鲁承宗告诉柳儿这些,是因为他们鲁家人里只有柳儿还能跟上篾匠的节奏步伐,他要柳儿紧随在篾匠身边,发现什么不对尽快做出反应。
但接下来发生的事让柳儿有些怀疑鲁承宗的想法是否正确,因为有更多的疑点在别人的身上出现。
过了坡弯子,再越过一个岭子就可以来到悟真谷的谷口。这个岭子与前面的山岭相比,显得贫瘠许多,远望过去,整个岭面上只有孤零的四五棵树,发黑的树皮,绿的发黑的树冠,歪扭的树干,在稀疏的草皮衬托下,在残余的最后一点暮色中,看上去像是地狱中逃出的凶魅。
“这里不能停留,必须趁着夜色赶路。过了这岭子在休息。”余小刺是匪家出身,江湖上的杀伐守护比别人要有经验得多。他们现在所在位置是刚刚转过岭弯子,前面又是广阔的秃岭面,如果在这地方落脚休整的话,对家无论是暗袭还是强攻都方便之极。
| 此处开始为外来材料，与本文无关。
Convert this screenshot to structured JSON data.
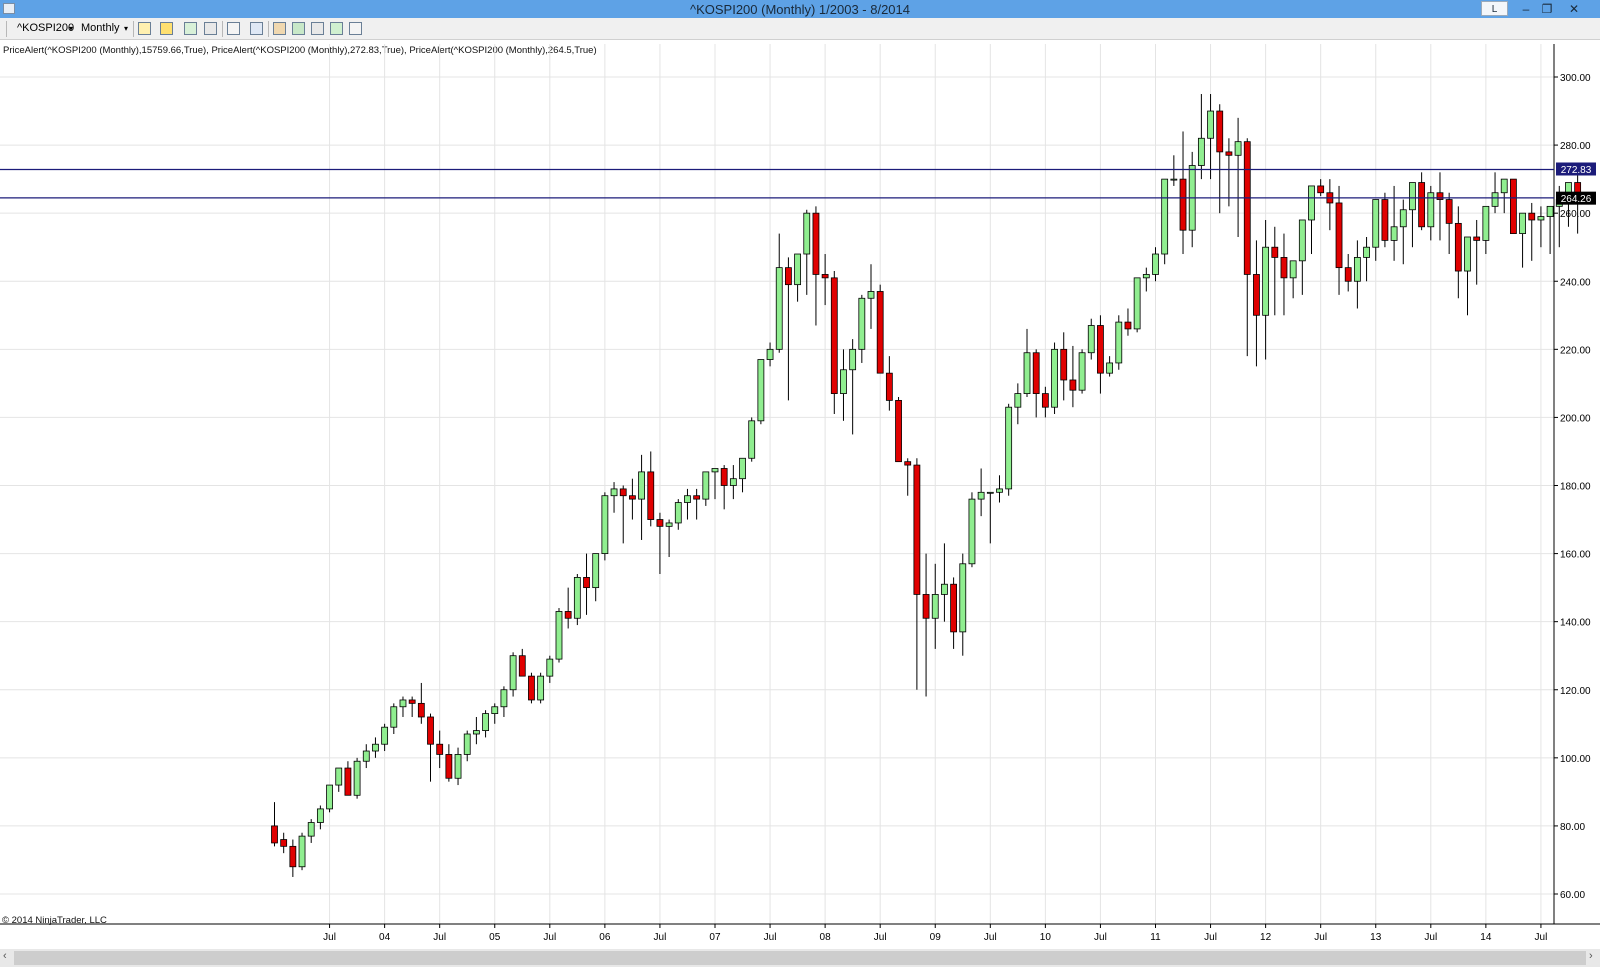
{
  "window": {
    "title": "^KOSPI200 (Monthly)  1/2003 - 8/2014",
    "btn_l": "L",
    "btn_min": "–",
    "btn_restore": "❐",
    "btn_close": "✕"
  },
  "toolbar": {
    "instrument": "^KOSPI200",
    "period": "Monthly",
    "icons": [
      "chart-style-icon",
      "drawing-pencil-icon",
      "indicator-icon",
      "strategy-icon",
      "cursor-icon",
      "zoom-icon",
      "data-box-icon",
      "properties-icon",
      "share-icon",
      "export-icon",
      "layout-icon"
    ]
  },
  "indicators_label": "PriceAlert(^KOSPI200 (Monthly),15759.66,True), PriceAlert(^KOSPI200 (Monthly),272.83,True), PriceAlert(^KOSPI200 (Monthly),264.5,True)",
  "copyright": "© 2014 NinjaTrader, LLC",
  "colors": {
    "up": "#90ee90",
    "down": "#e00000",
    "alert_line": "#1c1c7a",
    "alert_label_bg": "#1c1c7a",
    "last_label_bg": "#000000",
    "grid": "#e4e4e4"
  },
  "chart_data": {
    "type": "candlestick",
    "title": "^KOSPI200 (Monthly)  1/2003 - 8/2014",
    "ylim": [
      55,
      310
    ],
    "y_ticks": [
      "300.00",
      "280.00",
      "260.00",
      "240.00",
      "220.00",
      "200.00",
      "180.00",
      "160.00",
      "140.00",
      "120.00",
      "100.00",
      "80.00",
      "60.00"
    ],
    "x_tick_labels": [
      "Jul",
      "04",
      "Jul",
      "05",
      "Jul",
      "06",
      "Jul",
      "07",
      "Jul",
      "08",
      "Jul",
      "09",
      "Jul",
      "10",
      "Jul",
      "11",
      "Jul",
      "12",
      "Jul",
      "13",
      "Jul",
      "14",
      "Jul"
    ],
    "x_tick_months": [
      "2003-07",
      "2004-01",
      "2004-07",
      "2005-01",
      "2005-07",
      "2006-01",
      "2006-07",
      "2007-01",
      "2007-07",
      "2008-01",
      "2008-07",
      "2009-01",
      "2009-07",
      "2010-01",
      "2010-07",
      "2011-01",
      "2011-07",
      "2012-01",
      "2012-07",
      "2013-01",
      "2013-07",
      "2014-01",
      "2014-07"
    ],
    "first_month": "2003-01",
    "candles": [
      [
        80,
        87,
        74,
        75
      ],
      [
        76,
        78,
        72,
        74
      ],
      [
        74,
        76,
        65,
        68
      ],
      [
        68,
        78,
        67,
        77
      ],
      [
        77,
        82,
        75,
        81
      ],
      [
        81,
        86,
        79,
        85
      ],
      [
        85,
        92,
        84,
        92
      ],
      [
        92,
        97,
        90,
        97
      ],
      [
        97,
        99,
        89,
        89
      ],
      [
        89,
        100,
        88,
        99
      ],
      [
        99,
        104,
        97,
        102
      ],
      [
        102,
        106,
        100,
        104
      ],
      [
        104,
        110,
        102,
        109
      ],
      [
        109,
        116,
        107,
        115
      ],
      [
        115,
        118,
        112,
        117
      ],
      [
        117,
        118,
        112,
        116
      ],
      [
        116,
        122,
        110,
        112
      ],
      [
        112,
        113,
        93,
        104
      ],
      [
        104,
        108,
        97,
        101
      ],
      [
        101,
        104,
        93,
        94
      ],
      [
        94,
        103,
        92,
        101
      ],
      [
        101,
        108,
        99,
        107
      ],
      [
        107,
        112,
        104,
        108
      ],
      [
        108,
        114,
        106,
        113
      ],
      [
        113,
        116,
        110,
        115
      ],
      [
        115,
        121,
        112,
        120
      ],
      [
        120,
        131,
        118,
        130
      ],
      [
        130,
        132,
        124,
        124
      ],
      [
        124,
        125,
        116,
        117
      ],
      [
        117,
        125,
        116,
        124
      ],
      [
        124,
        130,
        122,
        129
      ],
      [
        129,
        144,
        128,
        143
      ],
      [
        143,
        150,
        138,
        141
      ],
      [
        141,
        154,
        139,
        153
      ],
      [
        153,
        160,
        142,
        150
      ],
      [
        150,
        160,
        146,
        160
      ],
      [
        160,
        178,
        158,
        177
      ],
      [
        177,
        181,
        172,
        179
      ],
      [
        179,
        180,
        163,
        177
      ],
      [
        177,
        182,
        170,
        176
      ],
      [
        176,
        189,
        164,
        184
      ],
      [
        184,
        190,
        168,
        170
      ],
      [
        170,
        172,
        154,
        168
      ],
      [
        168,
        170,
        159,
        169
      ],
      [
        169,
        176,
        167,
        175
      ],
      [
        175,
        179,
        170,
        177
      ],
      [
        177,
        179,
        170,
        176
      ],
      [
        176,
        184,
        174,
        184
      ],
      [
        184,
        185,
        176,
        185
      ],
      [
        185,
        186,
        173,
        180
      ],
      [
        180,
        186,
        176,
        182
      ],
      [
        182,
        188,
        178,
        188
      ],
      [
        188,
        200,
        187,
        199
      ],
      [
        199,
        217,
        198,
        217
      ],
      [
        217,
        222,
        215,
        220
      ],
      [
        220,
        254,
        219,
        244
      ],
      [
        244,
        247,
        205,
        239
      ],
      [
        239,
        247,
        234,
        248
      ],
      [
        248,
        261,
        236,
        260
      ],
      [
        260,
        262,
        227,
        242
      ],
      [
        242,
        248,
        233,
        241
      ],
      [
        241,
        243,
        201,
        207
      ],
      [
        207,
        220,
        199,
        214
      ],
      [
        214,
        223,
        195,
        220
      ],
      [
        220,
        236,
        216,
        235
      ],
      [
        235,
        245,
        226,
        237
      ],
      [
        237,
        239,
        213,
        213
      ],
      [
        213,
        218,
        202,
        205
      ],
      [
        205,
        206,
        187,
        187
      ],
      [
        187,
        188,
        177,
        186
      ],
      [
        186,
        188,
        120,
        148
      ],
      [
        148,
        160,
        118,
        141
      ],
      [
        141,
        157,
        132,
        148
      ],
      [
        148,
        163,
        140,
        151
      ],
      [
        151,
        153,
        132,
        137
      ],
      [
        137,
        160,
        130,
        157
      ],
      [
        157,
        178,
        156,
        176
      ],
      [
        176,
        185,
        171,
        178
      ],
      [
        178,
        178,
        163,
        178
      ],
      [
        178,
        183,
        175,
        179
      ],
      [
        179,
        204,
        177,
        203
      ],
      [
        203,
        210,
        198,
        207
      ],
      [
        207,
        226,
        206,
        219
      ],
      [
        219,
        220,
        200,
        207
      ],
      [
        207,
        209,
        200,
        203
      ],
      [
        203,
        222,
        201,
        220
      ],
      [
        220,
        225,
        205,
        211
      ],
      [
        211,
        221,
        203,
        208
      ],
      [
        208,
        220,
        207,
        219
      ],
      [
        219,
        229,
        217,
        227
      ],
      [
        227,
        230,
        207,
        213
      ],
      [
        213,
        218,
        212,
        216
      ],
      [
        216,
        230,
        214,
        228
      ],
      [
        228,
        232,
        224,
        226
      ],
      [
        226,
        240,
        225,
        241
      ],
      [
        241,
        244,
        237,
        242
      ],
      [
        242,
        250,
        240,
        248
      ],
      [
        248,
        265,
        245,
        270
      ],
      [
        270,
        277,
        268,
        270
      ],
      [
        270,
        284,
        248,
        255
      ],
      [
        255,
        278,
        250,
        274
      ],
      [
        274,
        295,
        270,
        282
      ],
      [
        282,
        295,
        270,
        290
      ],
      [
        290,
        292,
        260,
        278
      ],
      [
        278,
        282,
        262,
        277
      ],
      [
        277,
        288,
        253,
        281
      ],
      [
        281,
        282,
        218,
        242
      ],
      [
        242,
        252,
        215,
        230
      ],
      [
        230,
        258,
        217,
        250
      ],
      [
        250,
        256,
        230,
        247
      ],
      [
        247,
        254,
        230,
        241
      ],
      [
        241,
        245,
        235,
        246
      ],
      [
        246,
        256,
        236,
        258
      ],
      [
        258,
        263,
        248,
        268
      ],
      [
        268,
        270,
        265,
        266
      ],
      [
        266,
        270,
        255,
        263
      ],
      [
        263,
        268,
        236,
        244
      ],
      [
        244,
        248,
        237,
        240
      ],
      [
        240,
        252,
        232,
        247
      ],
      [
        247,
        253,
        240,
        250
      ],
      [
        250,
        260,
        246,
        264
      ],
      [
        264,
        266,
        250,
        252
      ],
      [
        252,
        268,
        246,
        256
      ],
      [
        256,
        264,
        245,
        261
      ],
      [
        261,
        266,
        250,
        269
      ],
      [
        269,
        272,
        255,
        256
      ],
      [
        256,
        268,
        252,
        266
      ],
      [
        266,
        272,
        252,
        264
      ],
      [
        264,
        266,
        248,
        257
      ],
      [
        257,
        262,
        235,
        243
      ],
      [
        243,
        251,
        230,
        253
      ],
      [
        253,
        258,
        239,
        252
      ],
      [
        252,
        260,
        248,
        262
      ],
      [
        262,
        272,
        260,
        266
      ],
      [
        266,
        270,
        260,
        270
      ],
      [
        270,
        270,
        255,
        254
      ],
      [
        254,
        259,
        244,
        260
      ],
      [
        260,
        263,
        246,
        258
      ],
      [
        258,
        262,
        250,
        259
      ],
      [
        259,
        262,
        248,
        262
      ],
      [
        262,
        268,
        250,
        264
      ],
      [
        264,
        268,
        256,
        269
      ],
      [
        269,
        273,
        254,
        264
      ]
    ],
    "price_alerts": [
      15759.66,
      272.83,
      264.5
    ],
    "alert_labels": [
      "272.83",
      "264.26"
    ]
  }
}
周天师也连连点头称是,还说出一套“营不对折见,营不坠徒坡”的行军打战用的套子话,看来老天师广博的学识中还包括这方面的知识。
走上秃坡一半不到,正好目送最后一丝暮光沉落入天际。这点微光才一不见,柳儿便觉得寒意顺着脊梁往后脑上爬。同时,有一股小旋子风无声地绕着大家飘过,扬起些许尘埃扑上了人们的脸面口鼻。
前面的人都没有太在意,只有周天师立住了脚步。
“老天师,寒劲透骨哉,勿对劲格。”鲁天柳把自己的发现告诉给周天师,她知道像周天师这样高深道行的人是不会无缘无故止步不前的。
“是有点不对劲。”周天师说着,左手五指飞快地捏掐不止,然后突然又换做右手捏掐。
见周天师突然换手掐算,柳儿脸色顿时变了。左手测人事,右手度鬼事,这是龙虎山“左右阴阳”测算法。换作了右手,说明刚才的寒劲和旋风是与鬼有关。柳儿和一般女孩子一样,可以不怕恶人、凶兽,鬼!却是没办法不怕的。
右手的掐算也停止了,周天师满脸的迷惑。
“勿是脏个物什?!”柳儿问。
“不知道,很奇怪,算出的结果人鬼都是,又人鬼都不是。”周天师答道。
“绕什么口令呢?人呀鬼的,黑灯瞎火、荒山野岭地,不要瞎说话再引些什么出来。”水油爆本来是在后面的,从鲁天柳和周天师旁边经过,正好听到他们的对话。
水油爆的话才说完,又一阵急风刮过。随着这阵风,传来“沙沙卡卡”的响动,其中还不时有呜咽之声飘过。那些声音仿佛是许多的鬼怪妖魔在饮血嚼骨,听着心里发虚发慌。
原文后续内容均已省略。